There's a pattern I've seen repeat itself in every high-pressure environment I've been in, from military operations to corporate strategy rooms. When things start to break down, most leaders do one thing: they tighten their grip. More check-ins, more approvals, more hands on every decision. They confuse control with leadership.
It rarely works. And it usually makes things worse.
Control Is a Response to Fear
When a leader reaches for control, what they're really reacting to is uncertainty. They don't know what's going to happen, so they try to manage everything that could. The problem is that managing everything means trusting nothing, and teams can feel that. They slow down, they second-guess themselves, they stop making decisions because they're waiting to be told what to do.
You end up with one person carrying the cognitive load for an entire team, and a team that has quietly stopped thinking for themselves.
Clarity Does What Control Can't
Clarity is different. When a leader provides clarity, they're not managing every outcome. They're making sure every person on the team understands the direction, their role in it, and what a good decision looks like at their level.
That's it. Direction, role, decision criteria. When those three things are clear, people don't need to be managed. They move.
In Special Forces, we called it commander's intent. Before any operation, you didn't just get orders. You got the purpose behind the orders. If everything went sideways and you couldn't reach anyone, you still knew what success looked like. You could make a decision on your own and be confident it was the right one.
Most organizations never give their people that. They give instructions, not intent. And then they wonder why no one takes initiative.
What Getting Clear Actually Looks Like
Clarity isn't a speech. It's not a mission statement or a slide deck. It's the answer to three questions your team should be able to answer without asking you.
Where are we going, and why does it matter? Not the quarterly goal. The actual reason this work is worth doing.
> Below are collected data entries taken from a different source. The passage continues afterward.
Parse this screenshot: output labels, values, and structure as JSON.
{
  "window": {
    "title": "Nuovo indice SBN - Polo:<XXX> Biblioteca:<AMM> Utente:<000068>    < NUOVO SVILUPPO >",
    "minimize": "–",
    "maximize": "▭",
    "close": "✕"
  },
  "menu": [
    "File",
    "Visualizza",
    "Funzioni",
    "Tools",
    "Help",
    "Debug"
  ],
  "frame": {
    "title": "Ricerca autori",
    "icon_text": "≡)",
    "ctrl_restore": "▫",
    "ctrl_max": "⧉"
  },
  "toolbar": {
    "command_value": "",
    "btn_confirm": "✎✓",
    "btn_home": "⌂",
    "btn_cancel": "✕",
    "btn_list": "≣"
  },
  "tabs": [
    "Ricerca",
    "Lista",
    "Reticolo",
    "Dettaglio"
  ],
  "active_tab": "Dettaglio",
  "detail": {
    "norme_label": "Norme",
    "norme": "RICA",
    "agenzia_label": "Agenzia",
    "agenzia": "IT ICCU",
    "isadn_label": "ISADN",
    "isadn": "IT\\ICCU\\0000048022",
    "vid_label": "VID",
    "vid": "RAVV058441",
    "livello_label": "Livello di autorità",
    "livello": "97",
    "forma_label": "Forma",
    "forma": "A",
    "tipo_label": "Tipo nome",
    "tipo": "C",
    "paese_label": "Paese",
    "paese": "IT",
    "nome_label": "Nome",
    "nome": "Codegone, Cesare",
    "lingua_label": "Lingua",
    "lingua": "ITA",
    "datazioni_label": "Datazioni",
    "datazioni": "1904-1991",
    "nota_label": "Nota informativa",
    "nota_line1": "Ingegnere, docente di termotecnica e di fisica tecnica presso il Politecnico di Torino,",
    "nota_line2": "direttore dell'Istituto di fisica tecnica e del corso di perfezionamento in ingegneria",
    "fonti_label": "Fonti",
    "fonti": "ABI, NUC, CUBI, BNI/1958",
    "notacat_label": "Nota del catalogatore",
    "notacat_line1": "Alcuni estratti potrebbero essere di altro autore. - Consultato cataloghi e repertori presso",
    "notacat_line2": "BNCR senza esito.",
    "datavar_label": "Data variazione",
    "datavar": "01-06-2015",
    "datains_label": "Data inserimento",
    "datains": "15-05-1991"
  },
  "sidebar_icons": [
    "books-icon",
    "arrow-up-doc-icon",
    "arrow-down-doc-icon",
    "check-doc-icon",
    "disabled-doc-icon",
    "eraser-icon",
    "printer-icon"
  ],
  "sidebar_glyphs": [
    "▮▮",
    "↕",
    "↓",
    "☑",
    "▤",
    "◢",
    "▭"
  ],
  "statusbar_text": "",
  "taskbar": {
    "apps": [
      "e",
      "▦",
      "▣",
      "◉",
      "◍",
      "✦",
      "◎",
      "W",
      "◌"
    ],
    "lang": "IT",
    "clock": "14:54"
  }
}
What is my job in getting there, and what does doing it well look like? And finally, when I hit a decision I haven't seen before, what should I optimize for?
If your team can't answer those questions today, that's not a performance problem. That's a clarity problem, and it sits with you.
The Hard Part
Getting clear is harder than getting controlling because it requires you to think before you act. You have to know what you actually want, why you want it, and how you'll know when you have it before you can communicate any of that to anyone else.
A lot of leaders skip that work. They move fast, they react, they issue directions that change every week, and they chalk up the confusion that follows to their team not being sharp enough.
But unclear direction from the top looks exactly like poor execution at the bottom.
If your team keeps coming to you for answers they should already have, ask yourself what you haven't made clear yet.